Things to remember while building a privacy program:

  • Look at it as a “program” and certainly not as a one-off project. Privacy compliance and management are ongoing and need devoted attention, irrespective of the type and kind of personal data that is being collected.
  • Leverage key functions and executives from senior management to ensure there is credibility and visibility to the program; make a privacy pitch to management and present a business case showing the need for a privacy program; this will enable appropriate budgeting and prioritization required for privacy initiatives.

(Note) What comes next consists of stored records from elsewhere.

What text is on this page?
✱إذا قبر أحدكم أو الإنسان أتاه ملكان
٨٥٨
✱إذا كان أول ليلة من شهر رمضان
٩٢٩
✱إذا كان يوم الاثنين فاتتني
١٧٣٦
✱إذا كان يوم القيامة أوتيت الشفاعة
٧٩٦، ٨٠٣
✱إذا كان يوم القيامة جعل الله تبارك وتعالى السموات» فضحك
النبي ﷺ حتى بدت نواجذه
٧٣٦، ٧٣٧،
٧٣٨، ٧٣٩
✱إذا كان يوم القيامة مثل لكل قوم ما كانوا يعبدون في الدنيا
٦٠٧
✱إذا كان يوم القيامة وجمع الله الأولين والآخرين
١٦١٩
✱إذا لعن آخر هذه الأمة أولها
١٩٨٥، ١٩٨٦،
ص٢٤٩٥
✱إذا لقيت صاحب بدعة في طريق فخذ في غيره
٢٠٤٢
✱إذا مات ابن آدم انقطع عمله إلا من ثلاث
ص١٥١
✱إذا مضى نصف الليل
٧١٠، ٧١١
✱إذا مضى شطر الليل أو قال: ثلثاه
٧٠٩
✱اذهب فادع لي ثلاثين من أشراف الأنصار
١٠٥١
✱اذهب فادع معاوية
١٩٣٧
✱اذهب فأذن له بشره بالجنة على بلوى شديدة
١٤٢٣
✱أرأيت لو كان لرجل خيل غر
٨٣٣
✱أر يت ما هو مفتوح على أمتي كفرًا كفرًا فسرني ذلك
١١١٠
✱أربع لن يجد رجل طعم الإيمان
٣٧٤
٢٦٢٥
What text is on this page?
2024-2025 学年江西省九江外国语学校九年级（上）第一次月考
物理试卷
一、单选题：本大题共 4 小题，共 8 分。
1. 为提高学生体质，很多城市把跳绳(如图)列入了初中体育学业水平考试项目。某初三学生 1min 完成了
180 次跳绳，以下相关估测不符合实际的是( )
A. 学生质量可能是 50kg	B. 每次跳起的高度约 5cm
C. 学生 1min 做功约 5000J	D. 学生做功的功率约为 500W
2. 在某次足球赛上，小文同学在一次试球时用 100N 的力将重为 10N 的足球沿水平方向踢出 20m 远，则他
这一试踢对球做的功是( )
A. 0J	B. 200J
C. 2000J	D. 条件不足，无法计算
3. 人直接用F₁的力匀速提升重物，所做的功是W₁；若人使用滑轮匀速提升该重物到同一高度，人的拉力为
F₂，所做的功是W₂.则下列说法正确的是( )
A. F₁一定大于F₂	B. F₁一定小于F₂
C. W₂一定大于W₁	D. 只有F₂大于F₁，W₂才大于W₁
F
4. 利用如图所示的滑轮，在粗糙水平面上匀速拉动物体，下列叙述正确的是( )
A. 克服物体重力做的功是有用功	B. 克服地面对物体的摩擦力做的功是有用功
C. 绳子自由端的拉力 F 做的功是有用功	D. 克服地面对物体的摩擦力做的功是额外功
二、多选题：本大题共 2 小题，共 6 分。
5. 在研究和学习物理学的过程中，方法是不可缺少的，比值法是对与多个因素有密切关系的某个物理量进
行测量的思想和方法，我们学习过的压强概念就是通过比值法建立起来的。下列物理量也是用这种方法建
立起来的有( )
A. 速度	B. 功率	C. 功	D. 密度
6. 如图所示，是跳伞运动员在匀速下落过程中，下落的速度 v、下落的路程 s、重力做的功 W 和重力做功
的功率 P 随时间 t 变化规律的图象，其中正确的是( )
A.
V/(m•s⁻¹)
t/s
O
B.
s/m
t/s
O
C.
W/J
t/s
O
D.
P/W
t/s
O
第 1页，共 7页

  • Create awareness across the board and market the program as everyone’s responsibility. This is the best way to create a culture of privacy where employees think about privacy principles as a natural part of their day-to-day activities.
  • Document all steps undertaken with respect to privacy and ensure that all privacy practices, procedures and policies are available at all times to the employees and external parties. It should be retrievable from a regulatory compliance perspective as well.
  • Model the privacy program based on an authentic framework. Most Canadian organizations use the PIPEDA Principles for structuring their privacy programs.
  • Don’t forget to designate a privacy point of contact to answer questions, address enquiries and socialize privacy within the organization. Well written monthly newsletters to employees on recent privacy issues can go a long way in developing awareness.

Anjana Bhaskaran is General Counsel, Box of Crayons, Inc. Box of Crayons helps organizations transform from advice-driven to curiosity-led.